Other economists have not gotten such strong results.   The first wave of analysis of the global crisis — by top scholars including Blanchard, Obstfeld, and Rose — found that few, if any, indicators were useful in explaining which countries got hit the most.(See references below.)   Why do we get stronger results?   These papers necessarily defined the crisis period as the year 2008; they lacked data on 2009 at the time when they were written.   We define the global crisis as beginning in earnest in the latter part of 2008.  (Recall that the failure of Lehman Brothers came in September.)  We extend the period under consideration through early 2009, because many aspects of global financial markets and the real economy did not begin to recover until the 2nd quarter of that year.   We believe that the difference in the period that is defined to be the crisis is the reason for the difference in results.

The table below summarizes our results.  Each column represents another criterion for gauging the severity of the 2008-09 crisis in a particular country.  We consider a country to have suffered more from the crisis if it experienced larger output drops, bigger stock market falls, loss in demand for its currency, or a need for access to IMF funds.   We regressed each of these dependent variables against the list of useful EWIs indentified in our literature review.  A darker color in the figure indicates greater statistical significance for that indicator.

We controlled for GDP per capita, allowing us to mix high-income and low-income countries in the same data set.   The last three years have featured a historic role reversal in which some “advanced countries” were badly hit (Iceland, Greece, and others on the periphery of Europe) while some big emerging markets” did much better (China, Brazil, Indonesia and others).

What works?

At the top of the list is central bank reserves.   We find that the level of reserves in 2007 was a statistically significant predictor of crisis incidence in 2008-09.   The best-performing of the reserve measures expresses them relative to short-term debt.   This is consistent with earlier findings, including the Guidotti Rule that tells emerging market central banks to hold reserves equal to at least the amount of debt maturing within one year.

Next on our list is overvaluation measured by past movements in the real effective exchange rate (REER). It is statistically significant in predicting devaluation, exchange market pressure and access to IMF stand-by arrangement programs.    A few of the other leading indicators stand out as well.  A higher current account balance or level of national savings is associated with lower crisis intensity. Other variables with some explanatory power but less consistently useful across different measures include the level of external debt, its composition (e.g. short-term vs. long-term), and the extent of Foreign Direct Investment (FDI).  Broadly speaking, many Eastern European countries suffered in the crisis for these reasons, while most Asian countries did much better.
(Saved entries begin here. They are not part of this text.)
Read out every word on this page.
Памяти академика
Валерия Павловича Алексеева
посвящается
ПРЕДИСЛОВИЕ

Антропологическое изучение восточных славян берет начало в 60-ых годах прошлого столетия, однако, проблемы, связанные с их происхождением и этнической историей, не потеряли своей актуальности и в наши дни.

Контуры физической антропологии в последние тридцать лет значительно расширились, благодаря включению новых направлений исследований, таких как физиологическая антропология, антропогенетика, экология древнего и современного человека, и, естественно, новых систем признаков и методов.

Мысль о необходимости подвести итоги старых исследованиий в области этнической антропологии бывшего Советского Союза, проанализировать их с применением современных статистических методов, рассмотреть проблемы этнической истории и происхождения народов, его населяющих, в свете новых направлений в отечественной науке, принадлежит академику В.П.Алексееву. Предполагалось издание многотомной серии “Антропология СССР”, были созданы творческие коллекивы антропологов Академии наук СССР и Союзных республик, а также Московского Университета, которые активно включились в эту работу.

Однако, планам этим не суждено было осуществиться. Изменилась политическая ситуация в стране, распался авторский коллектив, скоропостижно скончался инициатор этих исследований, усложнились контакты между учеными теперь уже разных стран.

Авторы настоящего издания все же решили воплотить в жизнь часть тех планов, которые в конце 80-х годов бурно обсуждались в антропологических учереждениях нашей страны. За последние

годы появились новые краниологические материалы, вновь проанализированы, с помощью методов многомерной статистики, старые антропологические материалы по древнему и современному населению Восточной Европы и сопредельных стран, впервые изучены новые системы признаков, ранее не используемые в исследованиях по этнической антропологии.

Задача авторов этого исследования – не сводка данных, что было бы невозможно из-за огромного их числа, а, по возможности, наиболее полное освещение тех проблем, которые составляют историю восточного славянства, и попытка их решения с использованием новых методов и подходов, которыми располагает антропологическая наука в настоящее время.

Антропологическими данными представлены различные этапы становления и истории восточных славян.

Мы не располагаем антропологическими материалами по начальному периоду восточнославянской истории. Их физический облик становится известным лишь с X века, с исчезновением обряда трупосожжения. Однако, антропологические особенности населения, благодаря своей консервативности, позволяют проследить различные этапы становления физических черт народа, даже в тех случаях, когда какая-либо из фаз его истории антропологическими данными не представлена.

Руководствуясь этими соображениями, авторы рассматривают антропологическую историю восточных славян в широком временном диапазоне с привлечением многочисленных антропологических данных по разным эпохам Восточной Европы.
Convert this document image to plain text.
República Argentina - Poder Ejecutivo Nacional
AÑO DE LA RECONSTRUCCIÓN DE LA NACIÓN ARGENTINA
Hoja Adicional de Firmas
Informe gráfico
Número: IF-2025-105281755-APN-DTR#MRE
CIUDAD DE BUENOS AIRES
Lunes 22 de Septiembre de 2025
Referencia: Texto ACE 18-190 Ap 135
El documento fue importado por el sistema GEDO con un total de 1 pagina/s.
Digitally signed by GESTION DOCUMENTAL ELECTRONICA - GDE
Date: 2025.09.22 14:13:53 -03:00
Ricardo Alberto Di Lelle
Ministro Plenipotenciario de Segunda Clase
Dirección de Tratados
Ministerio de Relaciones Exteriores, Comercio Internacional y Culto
We conclude that early warning exercises can indeed be a useful tool for assessing future vulnerabilities.   The same variable that topped the list of indicators in the earlier literature, central bank reserves, also worked the best in predicting who got hit in the 2008-09 crisis.

Click here for .pdf enlargement of the table below

[A slightly longer version of this summary appears on Vox.]


REFERENCES
Berkmen, Pelin, et. al., 2009, “The Global Financial Crisis: Explaining Cross-Country Differences in the Output Impact,” IMF Working Papers 09/280.

Blanchard, Olivier, Hamid Faruqee, and Vladimir Klyuev, 2009, “Did Foreign Reserves Help Weather the Crisis.”

Obstfeld, Maurice, Jay Shambaugh, and Alan Taylor, 2009, “Financial Instability, Reserves, and Central Bank Swap Lines in the Panic of 2008,” American Economic Review, 99, no.2, May, 480-86;   and 2010, “Financial Stability, the Trilemma, and International Reserves.” Amer. Ec. Journal: Macroeconomics.

Rose, Andrew, and Mark Spiegel, 2009a, “The Causes and Consequences of the 2008 Crisis: Early Warning,” Global Journal of Economics, forthcoming;   and 2009b, “The Causes and Consequences of the 2008 Crisis: International Linkages and American Exposure,” Pacific Economic Review, forthcoming.

Guidotti, Pablo, 2003, in Gonzalez, Corbo, Krueger, and Tornell, eds., Latin American Macroeconomic Reforms: The Second Stage.